延滞税は、納期限の翌日から完納する日までの日数に応じ、最大14.6パーセントもの割合で課されてしまいますから、可能な限り、納期限までに完納した方がいいでしょう。
しかし、相続財産のほとんどが土地や建物などの固定資産といった場合、納税するための現金を用意することができないケースも生じます。そうしたときに固定資産を売却して納税資金を用意しようと思っても、10ヶ月以内に現金化することは難しいでしょう。
そのため、相続税には、納税を先延ばしにする制度があり、それが「延納」なのです。延納を許可されると、相続税を数年に分割して納付することができます。
それでは、以下に掲げる延納の利用条件を見てみましょう。
【延納の条件】
- 税額が10万円を超えること
- 納期限までに金銭で納付することが困難であること
- 担保を提供すること
- 相続税の納期限までに延納申請書を提出すること
これらの条件のうち、「担保」については、以下の種類に限定されています。
【担保の種類】
- 国債、地方債
- 社債その他の有価証券
- 土地
- 建物、立木、船舶などで保険に付したもの
- 鉄道財団、鉱業財団、工業財団など
- 保証人の保証
これら担保には、それぞれに細かい条件が付されています。たとえば土地であれば「譲渡について制限のある土地」、建物であれば「火災保険に加入していない建物」といったものが問題となるため、実際に延納申請する前に、担保に提供しようとする財産について、税務署に相談しておいた方がいいでしょう。
延納申請の手続き
こうした担保を提供するためには、たとえば土地であれば登記事項証明書や抵当権設定承諾書、印鑑証明書など個別に税務署に提出すべき書面が出てくるため、延納をする場合は、早めに準備をしておく必要があります。
もし、延納申請書の提出期限までに、担保提供関係の書類が用意できない場合には、その期限までに「担保提供関係書類提出期限延長届出書」を提出することにより、最長で3ヶ月間提出を待ってもらうこともできます。

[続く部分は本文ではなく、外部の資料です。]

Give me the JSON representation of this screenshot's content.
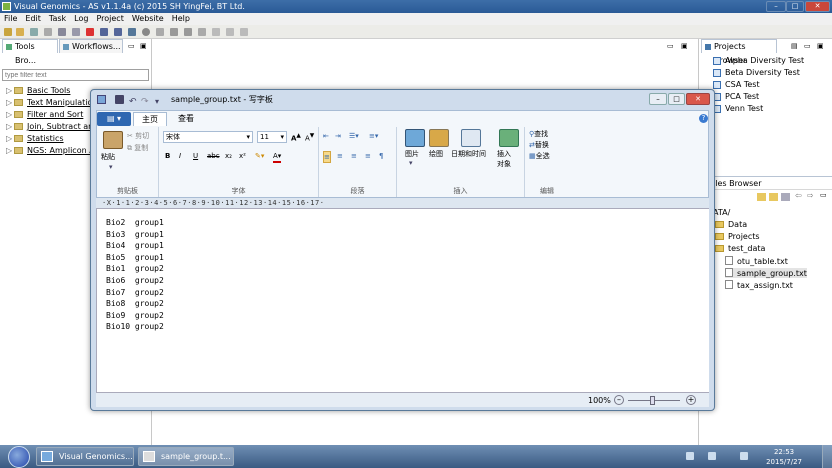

このような必要書類をすべて提出すると、通常は延納申請期限から3ヶ月以内に税務署から許可または却下の決定が出ます。許可される場合は「延納許可通知書」が送付され、ひとまず納税を先延ばしにすることが可能となるわけです。
ただし、延納期間がどの程度認められるのかは、提供する担保の構成等により決まり、現在は、最低5年、最高20年の延納期間が定められています。さらに、延納している間は、延滞税はかからないものの、「延納利子税」がかかる点もしましょう。
延納申請が却下された場合
さきほど、延納申請に対しては、却下される場合もあると説明しましたが、却下された場合、以下の税額が附帯税として加算されることになります。
- 納期限の翌日から却下の日までの期間の利子税
- 却下の日の翌日から完納の日までの期間の延滞税
したがって、きちんと担保を用意できるなど、許可を受けられる目処がある程度ついた状態で延納申請をしておかないと、延納申請をしたことで、かえって税額の負担が重たくなる可能性があります。
なお、利子税も、やはり担保の構成等に応じて変動し、現在は最高で年6パーセントとなっています。延滞税よりは割合は低いですが、やはり早く納税しておいた方がトータルの納税額は少なくなります。